Die Klinik verweist auf Gegengutachten mehrerer Prüflabors, die
von ihr beauftragt wurden. Danach sei das grundlegende Ziel,
mögliche Krankheitserreger einem anerkannten Standard
entsprechend zu vermindern, erreicht worden. Bis auf wenige
Ausnahmen bestünden die nachgewiesenen Keimspektren aus,

Zitat:
„… nicht pathogenen Umgebungskeimen …“,

die Keimzahlen seien zudem sehr gering, so dass von

Zitat:
„… keimarmen Oberflächen …“

ausgegangen werden könne.

O-Ton Prof. Klaus-Dieter Zastrow, Arzt für Umweltmedizin
und Hygiene:
Also, das komplett zu bestreiten, ist eher ein Zeichen dafür,
dass man es vielleicht doch schon geahnt hat.
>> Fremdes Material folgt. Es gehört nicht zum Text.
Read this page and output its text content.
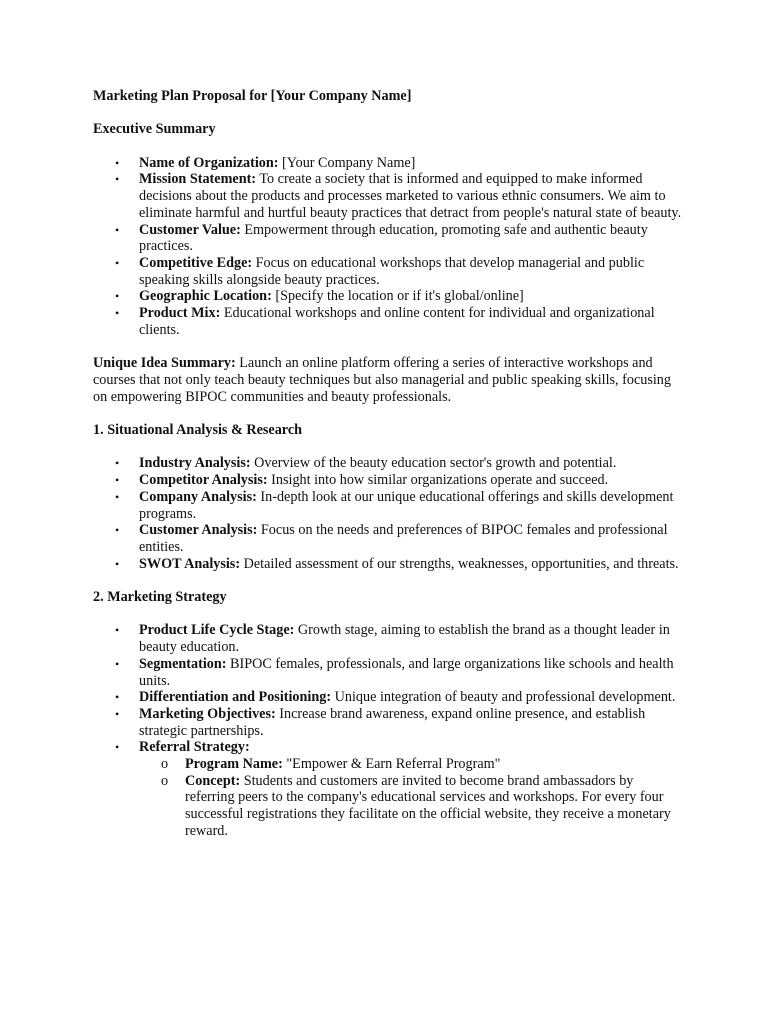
Marketing Plan Proposal for [Your Company Name]

Executive Summary

• Name of Organization: [Your Company Name]
• Mission Statement: To create a society that is informed and equipped to make informed decisions about the products and processes marketed to various ethnic consumers. We aim to eliminate harmful and hurtful beauty practices that detract from people's natural state of beauty.
• Customer Value: Empowerment through education, promoting safe and authentic beauty practices.
• Competitive Edge: Focus on educational workshops that develop managerial and public speaking skills alongside beauty practices.
• Geographic Location: [Specify the location or if it's global/online]
• Product Mix: Educational workshops and online content for individual and organizational clients.

Unique Idea Summary: Launch an online platform offering a series of interactive workshops and courses that not only teach beauty techniques but also managerial and public speaking skills, focusing on empowering BIPOC communities and beauty professionals.

1. Situational Analysis & Research

• Industry Analysis: Overview of the beauty education sector's growth and potential.
• Competitor Analysis: Insight into how similar organizations operate and succeed.
• Company Analysis: In-depth look at our unique educational offerings and skills development programs.
• Customer Analysis: Focus on the needs and preferences of BIPOC females and professional entities.
• SWOT Analysis: Detailed assessment of our strengths, weaknesses, opportunities, and threats.

2. Marketing Strategy

• Product Life Cycle Stage: Growth stage, aiming to establish the brand as a thought leader in beauty education.
• Segmentation: BIPOC females, professionals, and large organizations like schools and health units.
• Differentiation and Positioning: Unique integration of beauty and professional development.
• Marketing Objectives: Increase brand awareness, expand online presence, and establish strategic partnerships.
• Referral Strategy:
o Program Name: "Empower & Earn Referral Program"
o Concept: Students and customers are invited to become brand ambassadors by referring peers to the company's educational services and workshops. For every four successful registrations they facilitate on the official website, they receive a monetary reward.
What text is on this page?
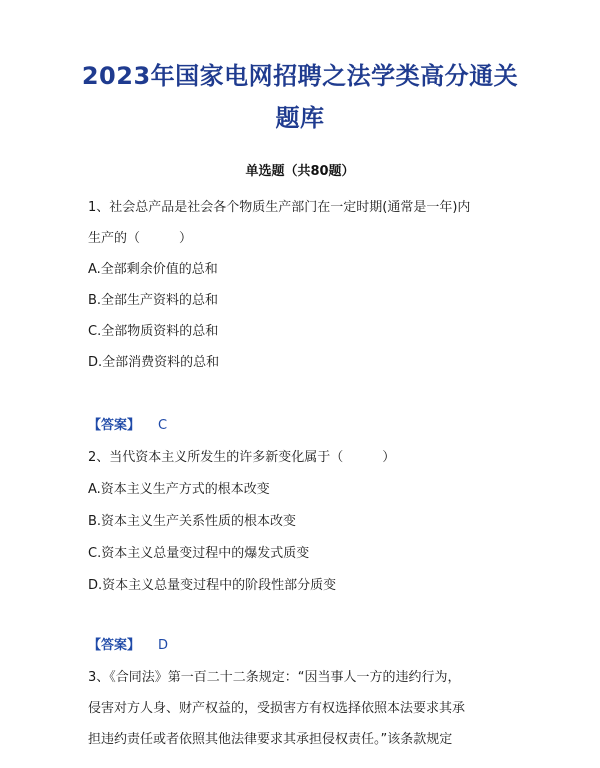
2023年国家电网招聘之法学类高分通关
题库
单选题（共80题）
1、社会总产品是社会各个物质生产部门在一定时期(通常是一年)内
生产的（　　　）
A.全部剩余价值的总和
B.全部生产资料的总和
C.全部物质资料的总和
D.全部消费资料的总和
【答案】 C
2、当代资本主义所发生的许多新变化属于（　　　）
A.资本主义生产方式的根本改变
B.资本主义生产关系性质的根本改变
C.资本主义总量变过程中的爆发式质变
D.资本主义总量变过程中的阶段性部分质变
【答案】 D
3、《合同法》第一百二十二条规定：“因当事人一方的违约行为，
侵害对方人身、财产权益的，受损害方有权选择依照本法要求其承
担违约责任或者依照其他法律要求其承担侵权责任。”该条款规定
Hygienemängel und schlampige Reinigung - ist das Alltag in
deutschen Krankenhäusern?

O-Ton Prof. Klaus-Dieter Zastrow, Arzt für Umweltmedizin
und Hygiene:
Wir erleben das bei Schulungen, wie erstaunt manchmal die
Reinigungskräfte sind, wie wichtig ihre Arbeit ist. Aber wo
eine Schulung nicht stattfindet, da reduziert sich das nur
darauf: Der Tisch sieht doch sauber aus, warum soll ich den
heute noch mal wischen?

Die Experten sind überzeugt, Nathalie hätte in anderen deutschen
Kliniken ähnliche Zustände erleben können.
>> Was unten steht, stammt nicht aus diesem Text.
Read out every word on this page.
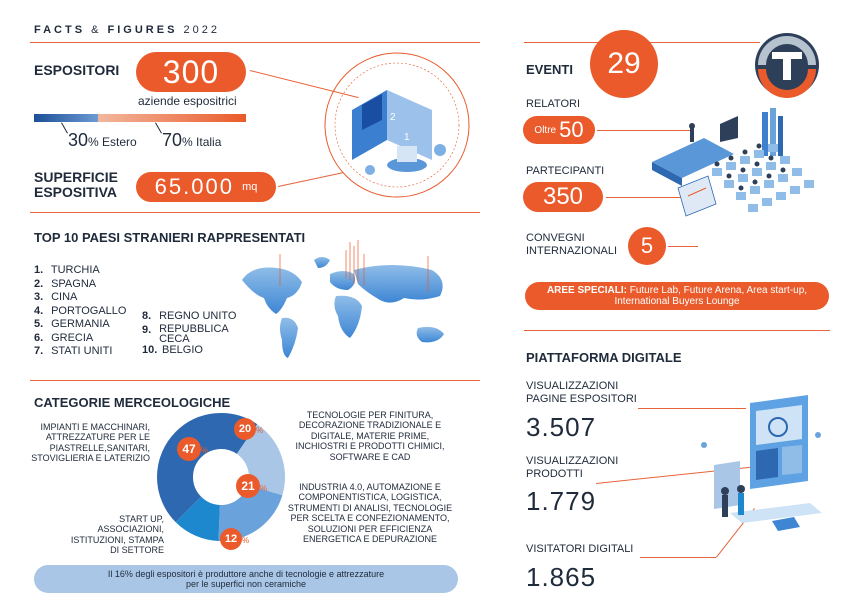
FACTS & FIGURES 2022
ESPOSITORI 300
aziende espositrici
30% Estero 70% Italia
SUPERFICIE
ESPOSITIVA 65.000
mq
3
2
1
TOP 10 PAESI STRANIERI RAPPRESENTATI
1. TURCHIA
2. SPAGNA
3. CINA
4. PORTOGALLO
5. GERMANIA
6. GRECIA
7. STATI UNITI
8. REGNO UNITO
9.
REPUBBLICA CECA
10. BELGIO
CATEGORIE MERCEOLOGICHE
IMPIANTI E MACCHINARI, ATTREZZATURE PER LE PIASTRELLE,SANITARI, STOVIGLIERIA E LATERIZIO
TECNOLOGIE PER FINITURA, DECORAZIONE TRADIZIONALE E DIGITALE, MATERIE PRIME, INCHIOSTRI E PRODOTTI CHIMICI, SOFTWARE E CAD
INDUSTRIA 4.0, AUTOMAZIONE E COMPONENTISTICA, LOGISTICA, STRUMENTI DI ANALISI, TECNOLOGIE PER SCELTA E CONFEZIONAMENTO, SOLUZIONI PER EFFICIENZA ENERGETICA E DEPURAZIONE
START UP, ASSOCIAZIONI, ISTITUZIONI, STAMPA DI SETTORE
47 %
20 %
21 %
12 %
Il 16% degli espositori è produttore anche di tecnologie e attrezzature per le superfici non ceramiche
EVENTI 29
RELATORI
Oltre 50
PARTECIPANTI
350
CONVEGNI
INTERNAZIONALI 5
AREE SPECIALI: Future Lab, Future Arena, Area start-up, International Buyers Lounge
PIATTAFORMA DIGITALE
VISUALIZZAZIONI
PAGINE ESPOSITORI
3.507
VISUALIZZAZIONI
PRODOTTI
1.779
VISITATORI DIGITALI
1.865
O-Ton Henrik Gabriel, Dr. Brill + Partner, Institut für Hygiene
und Mikrobiologie:
Das ist mit an Sicherheit grenzender Wahrscheinlichkeit ein
Phänomen, was man in anderen Krankenhäusern so auch
finden könnte.

Zumindest in Bezug auf die Wäsche-Lagerung sehen selbst die
von der Klinik beauftragten Labors Handlungsbedarf. Das
Krankenhaus erklärt uns, hier hätte man bereits gehandelt.